Morocco's King Mohammed VI didn't attend but sent his foreign minister Nasser Bourita instead. Saudi Arabia's King Salman, and de facto ruler Crown Prince Mohammed bin Salman were the other most high-profile non-attendees.
Tebboune had planned to use the summit to try to reaffirm support for Palestine in response to the Abraham Accords, the series of normalisation agreements between Arab countries and Israel including Morocco and Sudan (Dispatches, 21/9/22, A league of quarrelling neighbours).
In October, Tebboune hosted talks between the rival Fatah party, whose Palestinian Authority rules parts of the occupied West Bank, and the militant Hamas group, which has control of the Gaza Strip, in a bid to reconcile the two sides.
'I look forward to the establishment of an Arab contact and coordination group during this summit in order to support the Palestinian cause, and Algeria is fully prepared to transfer this vital request to the United Nations,' Tebboune said at the summit.
However, while the final summit communiqué restated previous commitments calling for an independent Palestinian state, full membership for the Palestinian Authority at the UN, and an international conference to resolve the Arab-Israeli conflict, little further momentum was generated.

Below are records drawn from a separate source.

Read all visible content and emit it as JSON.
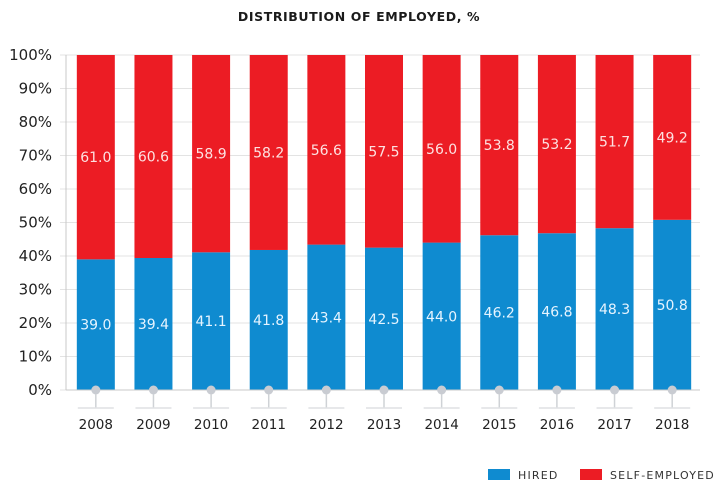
{
  "chart_data": {
    "type": "bar",
    "stacked": true,
    "title": "DISTRIBUTION OF EMPLOYED, %",
    "xlabel": "",
    "ylabel": "",
    "categories": [
      "2008",
      "2009",
      "2010",
      "2011",
      "2012",
      "2013",
      "2014",
      "2015",
      "2016",
      "2017",
      "2018"
    ],
    "series": [
      {
        "name": "HIRED",
        "color": "#0f8bd0",
        "label_color": "#e6f4ff",
        "values": [
          39.0,
          39.4,
          41.1,
          41.8,
          43.4,
          42.5,
          44.0,
          46.2,
          46.8,
          48.3,
          50.8
        ]
      },
      {
        "name": "SELF-EMPLOYED",
        "color": "#ec1c24",
        "label_color": "#fde2e2",
        "values": [
          61.0,
          60.6,
          58.9,
          58.2,
          56.6,
          57.5,
          56.0,
          53.8,
          53.2,
          51.7,
          49.2
        ]
      }
    ],
    "data_labels": {
      "HIRED": [
        "39.0",
        "39.4",
        "41.1",
        "41.8",
        "43.4",
        "42.5",
        "44.0",
        "46.2",
        "46.8",
        "48.3",
        "50.8"
      ],
      "SELF-EMPLOYED": [
        "61.0",
        "60.6",
        "58.9",
        "58.2",
        "56.6",
        "57.5",
        "56.0",
        "53.8",
        "53.2",
        "51.7",
        "49.2"
      ]
    },
    "yticks": [
      "0%",
      "10%",
      "20%",
      "30%",
      "40%",
      "50%",
      "60%",
      "70%",
      "80%",
      "90%",
      "100%"
    ],
    "ylim": [
      0,
      100
    ],
    "grid": true,
    "legend": {
      "position": "bottom-right",
      "entries": [
        "HIRED",
        "SELF-EMPLOYED"
      ]
    }
  }
}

Instead, the summit was dominated by a resolution proposed by Bourita condemning Iran's destabilising acts in the Gulf and Western Sahara, which Algerian foreign minister Ramtane Lamamra tried and failed to block (AC Vol 63 No 17, Rabat and Algiers cross swords over UN role).
Recent reports, citing officials from the Polisario Front in Western Sahara, have indicated that Polisario has received Iranian drones.
Elsewhere, the communiqué took a neutral posture toward the Russia-Ukraine war, despite the widespread disruptions to supply chains and shortages of grain and wheat caused by the conflict. Algeria, which imports much of its military hardware from Russia, has had close ties to Moscow since independence from France in 1962 and has abstained on both resolutions on the Ukraine war at the UN this year. But Tebboune was unable to persuade fellow leaders to readmit Syria to the Arab League, as Moscow had wanted.
None of the attendees at the summit offered any diplomatic or material support to Ukraine. Indirectly, the war has hugely boosted Morocco's fertiliser export industry.
Behind the formal agenda, delegates to the summit discussed ways to reorganise the grain trade in the North African and Middle East region as well as maximised advantage from higher demand for oil and gas triggered by Moscow's war on Ukraine.